Yale study: Green Economy = Growing Economy

Terra Daily reports on a Yale meta study looking at the economic impacts of a carbon-constrained economy.  The results:

“As Congress prepares to debate new legislation to address the threat of climate change, opponents claim that the costs of adopting the leading proposals would be ruinous to the U.S. economy. The world’s leading economists who have studied the issue say that’s wrong – and you can find out for yourself,” said Robert Repetto, professor in the practice of economics and sustainable development at the Yale School of Forestry and Environmental Studies …

Check out See For Yourself, an interactive website which enables users to examine studies, their assumptions, and results.

This looks to be a very important development for the discussion of economy and the environment (rather than the economy versus the environment).

Now, there looks to be one thing already with which I disagree. The site reads

Surprisingly, only a handful of key assumptions account for most of the differences among model predictions

Surprised? No.  How about “notably” or “importantly”.

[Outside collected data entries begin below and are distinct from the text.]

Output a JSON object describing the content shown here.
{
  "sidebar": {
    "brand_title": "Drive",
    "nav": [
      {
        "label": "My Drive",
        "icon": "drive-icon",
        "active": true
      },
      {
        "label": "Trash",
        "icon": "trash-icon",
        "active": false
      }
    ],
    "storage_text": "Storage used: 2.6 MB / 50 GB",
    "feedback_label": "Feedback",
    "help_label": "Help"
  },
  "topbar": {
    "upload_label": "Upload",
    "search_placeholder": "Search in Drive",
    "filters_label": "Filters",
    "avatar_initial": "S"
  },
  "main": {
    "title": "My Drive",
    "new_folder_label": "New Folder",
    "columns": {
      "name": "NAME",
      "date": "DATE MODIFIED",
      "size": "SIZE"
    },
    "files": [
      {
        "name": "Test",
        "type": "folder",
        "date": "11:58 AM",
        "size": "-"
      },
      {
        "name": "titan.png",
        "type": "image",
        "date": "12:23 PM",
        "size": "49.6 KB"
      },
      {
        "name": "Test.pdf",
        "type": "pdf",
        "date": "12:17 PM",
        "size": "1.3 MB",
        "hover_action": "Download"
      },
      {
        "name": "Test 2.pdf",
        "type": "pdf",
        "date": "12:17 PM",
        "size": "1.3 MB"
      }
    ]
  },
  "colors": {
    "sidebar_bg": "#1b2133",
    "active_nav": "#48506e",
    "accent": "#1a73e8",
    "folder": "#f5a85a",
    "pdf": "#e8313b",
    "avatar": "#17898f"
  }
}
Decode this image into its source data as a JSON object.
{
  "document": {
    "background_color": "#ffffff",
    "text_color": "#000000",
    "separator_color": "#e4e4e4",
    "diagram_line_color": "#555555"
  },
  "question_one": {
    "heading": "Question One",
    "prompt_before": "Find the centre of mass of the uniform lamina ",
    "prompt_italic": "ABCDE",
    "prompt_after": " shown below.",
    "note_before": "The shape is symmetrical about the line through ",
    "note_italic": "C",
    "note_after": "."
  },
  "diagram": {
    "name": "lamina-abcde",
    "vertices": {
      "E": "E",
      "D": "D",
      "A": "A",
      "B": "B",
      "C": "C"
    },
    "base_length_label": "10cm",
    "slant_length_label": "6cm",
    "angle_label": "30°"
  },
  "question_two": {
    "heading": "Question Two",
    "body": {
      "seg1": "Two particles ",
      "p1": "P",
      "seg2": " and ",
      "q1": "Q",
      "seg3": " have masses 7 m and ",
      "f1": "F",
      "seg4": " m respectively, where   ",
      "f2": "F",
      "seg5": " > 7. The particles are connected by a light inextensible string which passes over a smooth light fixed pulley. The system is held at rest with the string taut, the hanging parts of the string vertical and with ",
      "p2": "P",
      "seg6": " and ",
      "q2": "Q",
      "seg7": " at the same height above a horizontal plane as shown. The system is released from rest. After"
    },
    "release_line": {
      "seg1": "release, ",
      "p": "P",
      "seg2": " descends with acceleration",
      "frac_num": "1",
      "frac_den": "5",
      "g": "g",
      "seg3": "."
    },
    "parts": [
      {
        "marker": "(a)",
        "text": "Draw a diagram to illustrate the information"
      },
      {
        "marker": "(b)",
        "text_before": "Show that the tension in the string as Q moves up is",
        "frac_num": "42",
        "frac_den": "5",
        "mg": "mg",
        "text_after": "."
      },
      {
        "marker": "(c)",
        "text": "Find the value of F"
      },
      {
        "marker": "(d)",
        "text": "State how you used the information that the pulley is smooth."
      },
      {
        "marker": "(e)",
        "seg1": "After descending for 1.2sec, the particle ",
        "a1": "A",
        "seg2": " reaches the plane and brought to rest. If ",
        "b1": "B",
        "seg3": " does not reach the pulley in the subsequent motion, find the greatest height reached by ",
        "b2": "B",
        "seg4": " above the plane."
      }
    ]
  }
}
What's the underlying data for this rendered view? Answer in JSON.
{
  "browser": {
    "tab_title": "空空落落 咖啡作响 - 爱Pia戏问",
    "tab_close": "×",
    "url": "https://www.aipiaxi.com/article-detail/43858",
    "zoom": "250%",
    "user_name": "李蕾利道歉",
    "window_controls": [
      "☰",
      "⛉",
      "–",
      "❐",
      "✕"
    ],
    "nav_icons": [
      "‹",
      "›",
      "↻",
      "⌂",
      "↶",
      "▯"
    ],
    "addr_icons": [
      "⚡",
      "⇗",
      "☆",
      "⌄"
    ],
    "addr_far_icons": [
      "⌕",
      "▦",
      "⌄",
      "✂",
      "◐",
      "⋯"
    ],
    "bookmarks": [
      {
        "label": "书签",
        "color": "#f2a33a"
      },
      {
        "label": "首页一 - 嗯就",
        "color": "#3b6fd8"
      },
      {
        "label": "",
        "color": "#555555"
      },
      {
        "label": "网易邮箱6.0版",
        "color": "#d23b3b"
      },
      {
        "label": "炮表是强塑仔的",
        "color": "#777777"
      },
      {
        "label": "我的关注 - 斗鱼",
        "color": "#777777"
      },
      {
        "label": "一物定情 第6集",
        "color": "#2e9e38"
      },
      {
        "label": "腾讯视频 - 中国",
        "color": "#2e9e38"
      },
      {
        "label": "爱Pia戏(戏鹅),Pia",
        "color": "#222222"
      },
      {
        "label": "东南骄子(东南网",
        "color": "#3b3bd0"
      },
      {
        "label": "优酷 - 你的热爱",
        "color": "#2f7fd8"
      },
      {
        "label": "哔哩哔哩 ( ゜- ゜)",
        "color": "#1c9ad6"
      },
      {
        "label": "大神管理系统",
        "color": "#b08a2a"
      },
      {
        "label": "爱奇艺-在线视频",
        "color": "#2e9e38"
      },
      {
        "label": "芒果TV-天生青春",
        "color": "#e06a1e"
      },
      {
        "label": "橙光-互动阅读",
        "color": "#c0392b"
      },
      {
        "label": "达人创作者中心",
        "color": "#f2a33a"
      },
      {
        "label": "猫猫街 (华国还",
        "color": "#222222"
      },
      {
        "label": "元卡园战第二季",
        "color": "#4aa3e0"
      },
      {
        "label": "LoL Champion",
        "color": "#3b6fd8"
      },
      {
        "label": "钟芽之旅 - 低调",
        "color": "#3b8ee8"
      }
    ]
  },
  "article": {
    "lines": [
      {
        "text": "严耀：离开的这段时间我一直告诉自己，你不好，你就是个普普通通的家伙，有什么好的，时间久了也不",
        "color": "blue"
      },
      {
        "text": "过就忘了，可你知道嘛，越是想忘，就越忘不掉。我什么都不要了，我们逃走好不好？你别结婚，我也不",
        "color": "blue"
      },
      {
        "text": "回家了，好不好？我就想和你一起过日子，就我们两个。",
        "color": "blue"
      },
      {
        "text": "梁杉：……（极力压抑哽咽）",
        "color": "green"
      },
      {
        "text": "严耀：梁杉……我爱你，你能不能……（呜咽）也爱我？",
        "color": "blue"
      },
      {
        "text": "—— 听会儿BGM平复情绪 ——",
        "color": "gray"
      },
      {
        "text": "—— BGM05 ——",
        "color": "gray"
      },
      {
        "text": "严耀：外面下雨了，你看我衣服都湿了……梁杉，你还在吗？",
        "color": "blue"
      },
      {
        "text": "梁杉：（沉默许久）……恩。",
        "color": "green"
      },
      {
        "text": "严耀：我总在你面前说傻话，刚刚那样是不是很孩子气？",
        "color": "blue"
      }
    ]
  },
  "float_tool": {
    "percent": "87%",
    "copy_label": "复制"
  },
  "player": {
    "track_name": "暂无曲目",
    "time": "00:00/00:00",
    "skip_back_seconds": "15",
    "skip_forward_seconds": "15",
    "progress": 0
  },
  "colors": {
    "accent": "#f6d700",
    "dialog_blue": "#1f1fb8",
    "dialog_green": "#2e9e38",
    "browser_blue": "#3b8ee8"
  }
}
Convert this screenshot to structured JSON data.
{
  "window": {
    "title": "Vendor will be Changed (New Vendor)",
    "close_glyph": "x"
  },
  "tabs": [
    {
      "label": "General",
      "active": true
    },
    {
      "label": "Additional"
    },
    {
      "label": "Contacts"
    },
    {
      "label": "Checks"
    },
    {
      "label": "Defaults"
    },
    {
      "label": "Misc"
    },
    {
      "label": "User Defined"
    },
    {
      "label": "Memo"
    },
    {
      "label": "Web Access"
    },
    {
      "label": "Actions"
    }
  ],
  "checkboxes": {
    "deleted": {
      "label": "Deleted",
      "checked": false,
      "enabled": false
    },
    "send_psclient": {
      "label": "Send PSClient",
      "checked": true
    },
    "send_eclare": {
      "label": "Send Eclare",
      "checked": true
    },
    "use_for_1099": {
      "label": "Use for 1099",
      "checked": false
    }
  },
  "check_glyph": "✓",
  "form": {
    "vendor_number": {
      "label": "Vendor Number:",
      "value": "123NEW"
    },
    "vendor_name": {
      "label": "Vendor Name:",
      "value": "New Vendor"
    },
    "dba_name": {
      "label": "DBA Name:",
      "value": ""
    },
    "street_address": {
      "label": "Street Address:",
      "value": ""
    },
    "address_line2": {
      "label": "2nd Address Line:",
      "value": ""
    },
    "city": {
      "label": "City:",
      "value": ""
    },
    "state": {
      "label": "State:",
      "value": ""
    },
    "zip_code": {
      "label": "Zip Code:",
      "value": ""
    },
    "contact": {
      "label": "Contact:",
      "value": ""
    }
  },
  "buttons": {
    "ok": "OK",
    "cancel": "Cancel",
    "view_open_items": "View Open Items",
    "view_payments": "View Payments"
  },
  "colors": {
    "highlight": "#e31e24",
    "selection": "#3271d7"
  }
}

There are just seven assumptions that account “for 80 percent of the variance in the projected costs of cutting emissions by 40 percent below the baseline by 2030.” And, this page allows you to play with the assumptions to see how they impact what might happen with the economy. While a valuable start, there are some problems with this.  For example,

  • The visibility of what the assumptions are is (at best) limited:  just what is the “economic damage” level that might be caused by Global Warming if not checked?  What is the baseline assumption that one then can modify? 
  • Sadly, that “play” is limited.  For example, why not being able to model an assumption that GW risk to the economy is higher than the baseline, with greater risk if not addressed?
  • And, some assumptions seem to be tailored to be negative. For example, there is an assumption that renewable energies will (can) not develop to be cost competitive with fossil fuels without price increases.  This rejects the potential of Google’s RE<C effort.

Even with these (and other) problems, this is a useful site to add into the discussion, providing a path to reduce confusion about modeling of economic implications of addressing Global Warming.